Secret professionnel – portée et limites

    March 22, 2021

    Il s’agit des grandes lignes de conduite, résumées de différents anciens avis de l’Ordre, dont peuvent s’inspirer les médecins hospitaliers lorsqu’ils sont confrontés, d’une façon ou une autre, à une enquête de police dans le cadre de leur profession. Davantage qu’aux hôpitaux, c’est bien aux médecins que ces principes déontologiques ont vocation à s’appliquer.

    L’Ordre rappelle le secret professionnel des médecins, règle de principe, ainsi que ses exceptions ou limites (état de nécessité et conditions de l’article 458bis du Code pénal).
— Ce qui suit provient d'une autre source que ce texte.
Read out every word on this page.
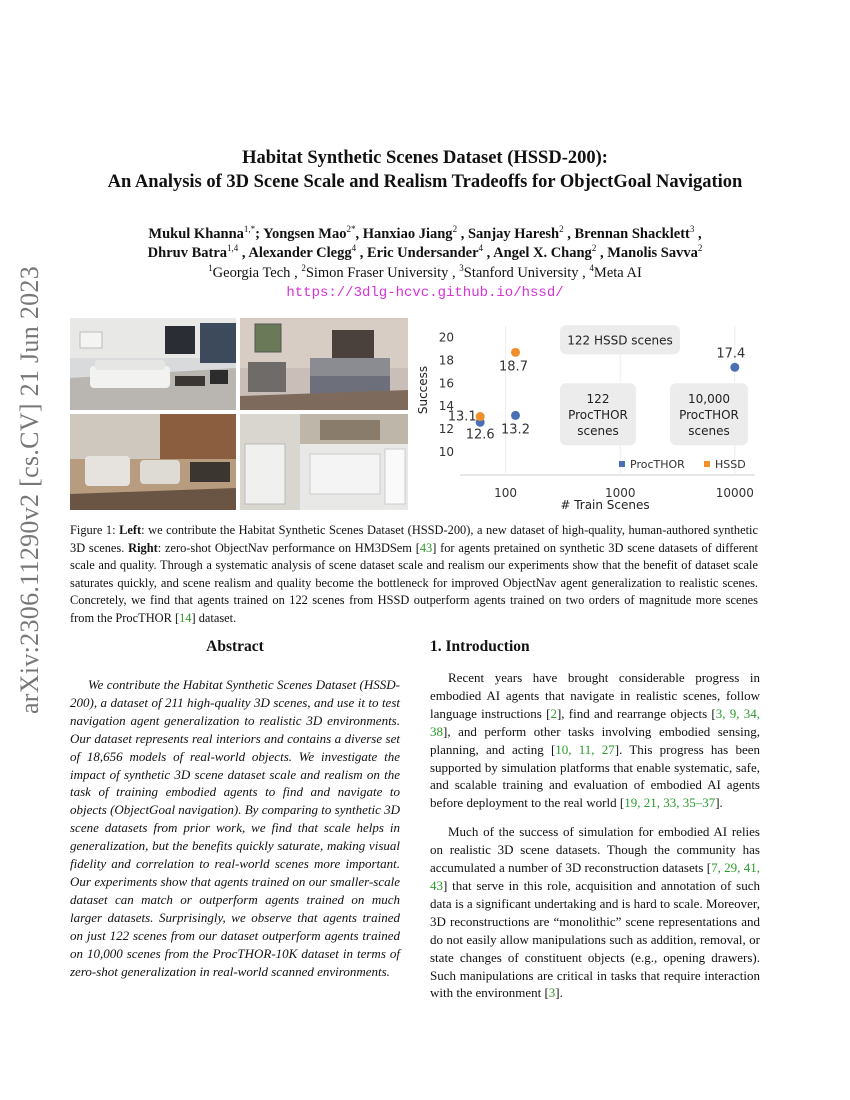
arXiv:2306.11290v2 [cs.CV] 21 Jun 2023
Habitat Synthetic Scenes Dataset (HSSD-200):
An Analysis of 3D Scene Scale and Realism Tradeoffs for ObjectGoal Navigation
Mukul Khanna$^{1,*}$; Yongsen Mao$^{2*}$, Hanxiao Jiang$^2$ , Sanjay Haresh$^2$ , Brennan Shacklett$^3$ ,
Dhruv Batra$^{1,4}$ , Alexander Clegg$^4$ , Eric Undersander$^4$ , Angel X. Chang$^2$ , Manolis Savva$^2$
$^1$Georgia Tech , $^2$Simon Fraser University , $^3$Stanford University , $^4$Meta AI
https://3dlg-hcvc.github.io/hssd/
122 HSSD scenes
122
ProcTHOR
scenes
10,000
ProcTHOR
scenes
12.6 13.2
17.4
13.1
18.7
10
12
14
16
18
20
100	1000	10000
Success
# Train Scenes
ProcTHOR	HSSD
Figure 1: Left: we contribute the Habitat Synthetic Scenes Dataset (HSSD-200), a new dataset of high-quality, human-authored synthetic 3D scenes. Right: zero-shot ObjectNav performance on HM3DSem [43] for agents pretained on synthetic 3D scene datasets of different scale and quality. Through a systematic analysis of scene dataset scale and realism our experiments show that the benefit of dataset scale saturates quickly, and scene realism and quality become the bottleneck for improved ObjectNav agent generalization to realistic scenes. Concretely, we find that agents trained on 122 scenes from HSSD outperform agents trained on two orders of magnitude more scenes from the ProcTHOR [14] dataset.
Abstract
We contribute the Habitat Synthetic Scenes Dataset (HSSD-200), a dataset of 211 high-quality 3D scenes, and use it to test navigation agent generalization to realistic 3D environments. Our dataset represents real interiors and contains a diverse set of 18,656 models of real-world objects. We investigate the impact of synthetic 3D scene dataset scale and realism on the task of training embodied agents to find and navigate to objects (ObjectGoal navigation). By comparing to synthetic 3D scene datasets from prior work, we find that scale helps in generalization, but the benefits quickly saturate, making visual fidelity and correlation to real-world scenes more important. Our experiments show that agents trained on our smaller-scale dataset can match or outperform agents trained on much larger datasets. Surprisingly, we observe that agents trained on just 122 scenes from our dataset outperform agents trained on 10,000 scenes from the ProcTHOR-10K dataset in terms of zero-shot generalization in real-world scanned environments.
1. Introduction

Recent years have brought considerable progress in embodied AI agents that navigate in realistic scenes, follow language instructions [2], find and rearrange objects [3, 9, 34, 38], and perform other tasks involving embodied sensing, planning, and acting [10, 11, 27]. This progress has been supported by simulation platforms that enable systematic, safe, and scalable training and evaluation of embodied AI agents before deployment to the real world [19, 21, 33, 35–37].

Much of the success of simulation for embodied AI relies on realistic 3D scene datasets. Though the community has accumulated a number of 3D reconstruction datasets [7, 29, 41, 43] that serve in this role, acquisition and annotation of such data is a significant undertaking and is hard to scale. Moreover, 3D reconstructions are “monolithic” scene representations and do not easily allow manipulations such as addition, removal, or state changes of constituent objects (e.g., opening drawers). Such manipulations are critical in tasks that require interaction with the environment [3].
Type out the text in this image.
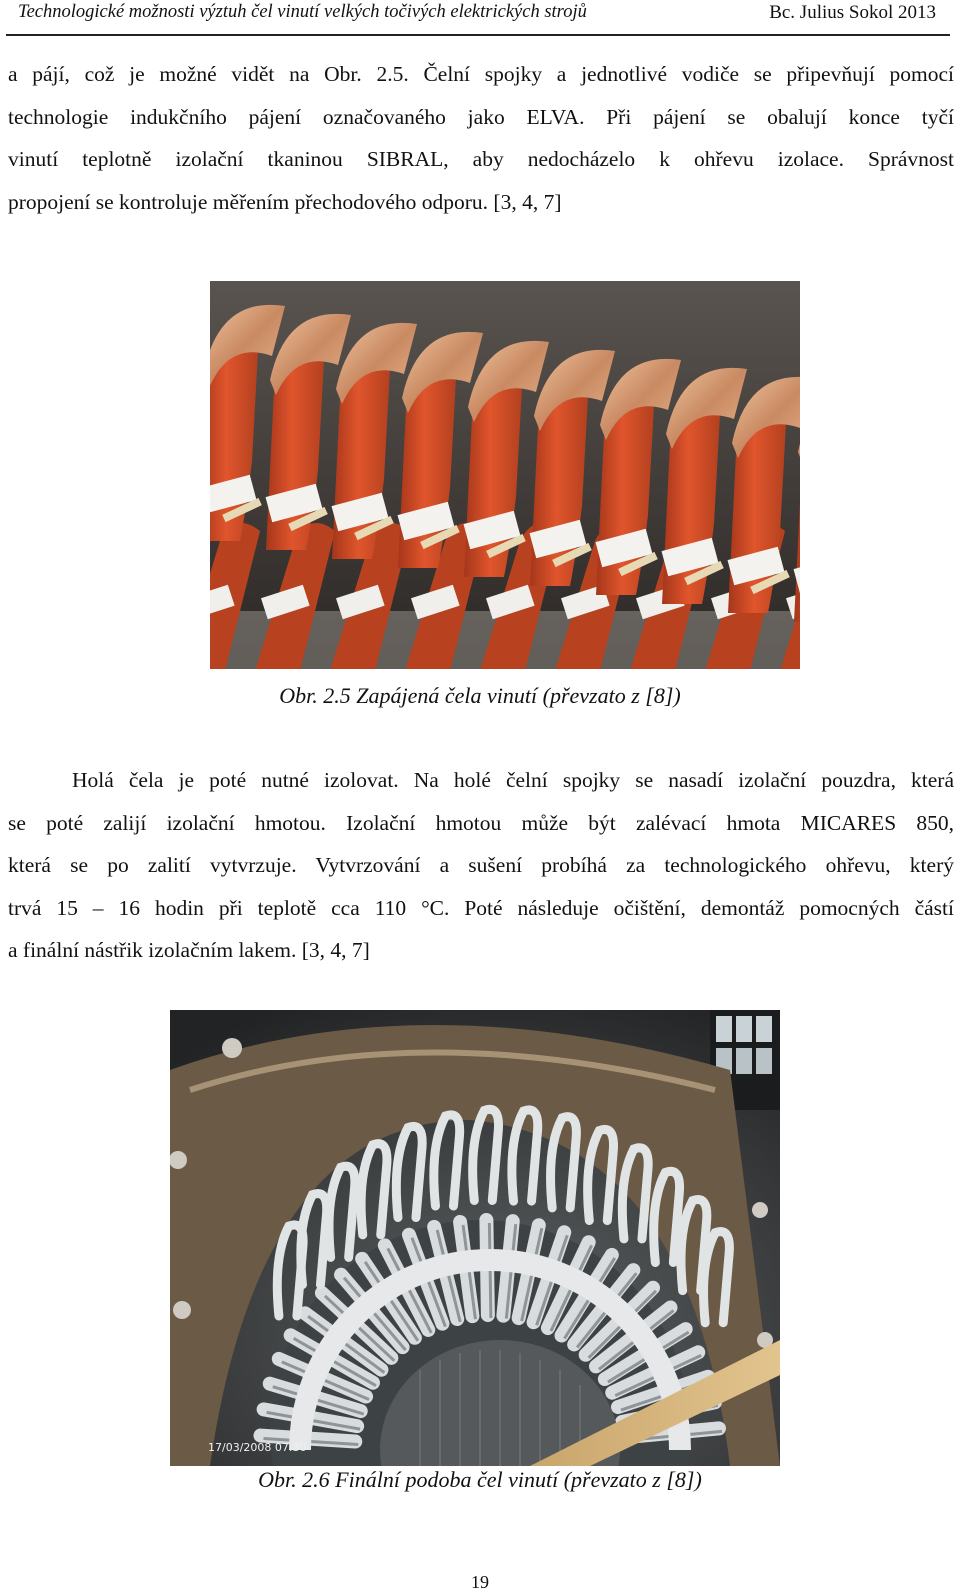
Technologické možnosti výztuh čel vinutí velkých točivých elektrických strojů	Bc. Julius Sokol 2013
a pájí, což je možné vidět na Obr. 2.5. Čelní spojky a jednotlivé vodiče se připevňují pomocí
technologie indukčního pájení označovaného jako ELVA. Při pájení se obalují konce tyčí
vinutí teplotně izolační tkaninou SIBRAL, aby nedocházelo k ohřevu izolace. Správnost
propojení se kontroluje měřením přechodového odporu. [3, 4, 7]
Obr. 2.5 Zapájená čela vinutí (převzato z [8])
Holá čela je poté nutné izolovat. Na holé čelní spojky se nasadí izolační pouzdra, která
se poté zalijí izolační hmotou. Izolační hmotou může být zalévací hmota MICARES 850,
která se po zalití vytvrzuje. Vytvrzování a sušení probíhá za technologického ohřevu, který
trvá 15 – 16 hodin při teplotě cca 110 °C. Poté následuje očištění, demontáž pomocných částí
a finální nástřik izolačním lakem. [3, 4, 7]
17/03/2008 07:30
Obr. 2.6 Finální podoba čel vinutí (převzato z [8])
19
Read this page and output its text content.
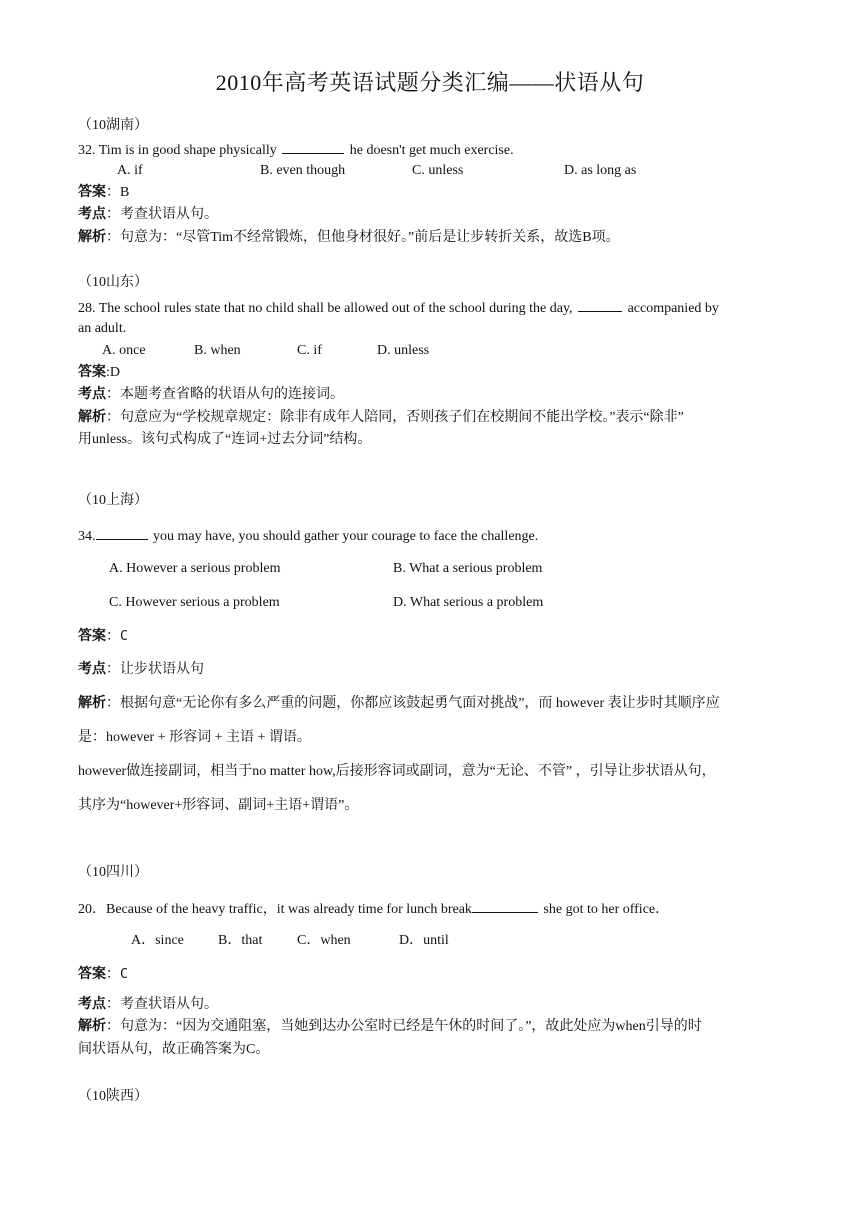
2010年高考英语试题分类汇编——状语从句
（10湖南）
32. Tim is in good shape physically	he doesn't get much exercise.
A. if	B. even though	C. unless	D. as long as
答案：B
考点：考查状语从句。
解析：句意为：“尽管Tim不经常锻炼，但他身材很好。”前后是让步转折关系，故选B项。
（10山东）
28. The school rules state that no child shall be allowed out of the school during the day,	accompanied by
an adult.
A. once	B. when	C. if	D. unless
答案:D
考点：本题考查省略的状语从句的连接词。
解析：句意应为“学校规章规定：除非有成年人陪同，否则孩子们在校期间不能出学校。”表示“除非”
用unless。该句式构成了“连词+过去分词”结构。
（10上海）
34.	you may have, you should gather your courage to face the challenge.
A. However a serious problem	B. What a serious problem
C. However serious a problem	D. What serious a problem
答案：C
考点：让步状语从句
解析：根据句意“无论你有多么严重的问题，你都应该鼓起勇气面对挑战”，而 however 表让步时其顺序应
是：however + 形容词 + 主语 + 谓语。
however做连接副词，相当于no matter how,后接形容词或副词，意为“无论、不管” ，引导让步状语从句，
其序为“however+形容词、副词+主语+谓语”。
（10四川）
20．Because of the heavy traffic，it was already time for lunch break	she got to her office．
A．since B．that C．when	D．until
答案：C
考点：考查状语从句。
解析：句意为：“因为交通阻塞，当她到达办公室时已经是午休的时间了。”，故此处应为when引导的时
间状语从句，故正确答案为C。
（10陕西）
L’enjeu est de taille, étant donné les importantes conséquences que peuvent avoir des preuves ou des révélations recueillies suite à une violation du secret professionnel (en l’absence d’état de nécessité) dans le cadre d’une enquête de police.2

    Parmi les différentes situations que cet avis examine, il est notamment question de la possibilité (et non l’obligation) pour le médecin, lorsque le patient en fait la demande, de rédiger une attestation médicale comprenant certaines données médicales à destination de la police (mais qui sera remise non par le médecin directement mais par l’intermédiaire du patient). Un modèle d’attestation (assez minimaliste) est également fourni en exemple. Hors état de nécessité, il est indispensable que le patient sollicite cela du médecin et que l’attestation lui soit remise à lui afin qu’il dispose du choix final de la remettre ou non à la police. Il incombe également au médecin, selon le conseil national, d’informer le patient des « conséquences possibles du transfert de ses données médicales aux services de police ».

    L’Ordre va plus loin, envisageant l’hypothèse du patient incapable d’exprimer sa volonté. Selon le Conseil national, « il est d’usage que le médecin transmette un certificat médical, avec un nombre limité de données médicales, au représentant du patient ou à des membres de la famille en cas d’absence du représentant ». L’avis ne dit pas si un tel certificat a vocation à être remis à la police.

    Juridiquement parlant, le patient peut être représenté, lorsqu’il n’est pas en mesure d’exercer ses droits, soit par une personne qu’il aura désignée par un mandat écrit, soit (en l’absence d’un tel mandat ou en l’absence du mandataire) le patient peut être représenté par un représentant légal, listé dans l’article 14, §2 et §3 de la loi du 22 août 2002 relative aux droits du patient. Cet article 14, §3 reprend toute une énumération de proches qui peuvent exercer les droits du patient dans certaines conditions, et cet article prévoit un ordre hiérarchique et successif de représentation (en premier lieu, le conjoint ou cohabitant, s’il refuse ou fait défaut, l’enfant majeur, ect). Par conséquent, il convient de nuancer quelque peu. Le médecin ne peut communiquer d’informations qu’au mandataire ou représentant légal du patient, et non à tout proche qui ne rentrerait pas dans les conditions de cet article 14, §3 de la loi précitée sur les droits du patient, à moins que le patient y ait consenti lorsqu’il était encore capable de le faire.3

    L’Ordre estime également, toujours dans l’hypothèse d’un patient incapable, qu’en cas d’absence du représentant ou des membres de la famille, le médecin pourra remettre, dans l’intérêt du patient, un certificat médical restreint (dont il est également joint un exemple) à la police. A notre avis, cette communication, en l’absence d’accord du patient ou de son représentant, doit se faire dans le respect de ce que prévoit l’article 9, c) du RGPD4, à savoir une communication nécessaire soit à la sauvegarde de l’intérêt vital du patient soit à celui d’une autre personne physique, et seulement si le patient est incapable de donner son consentement.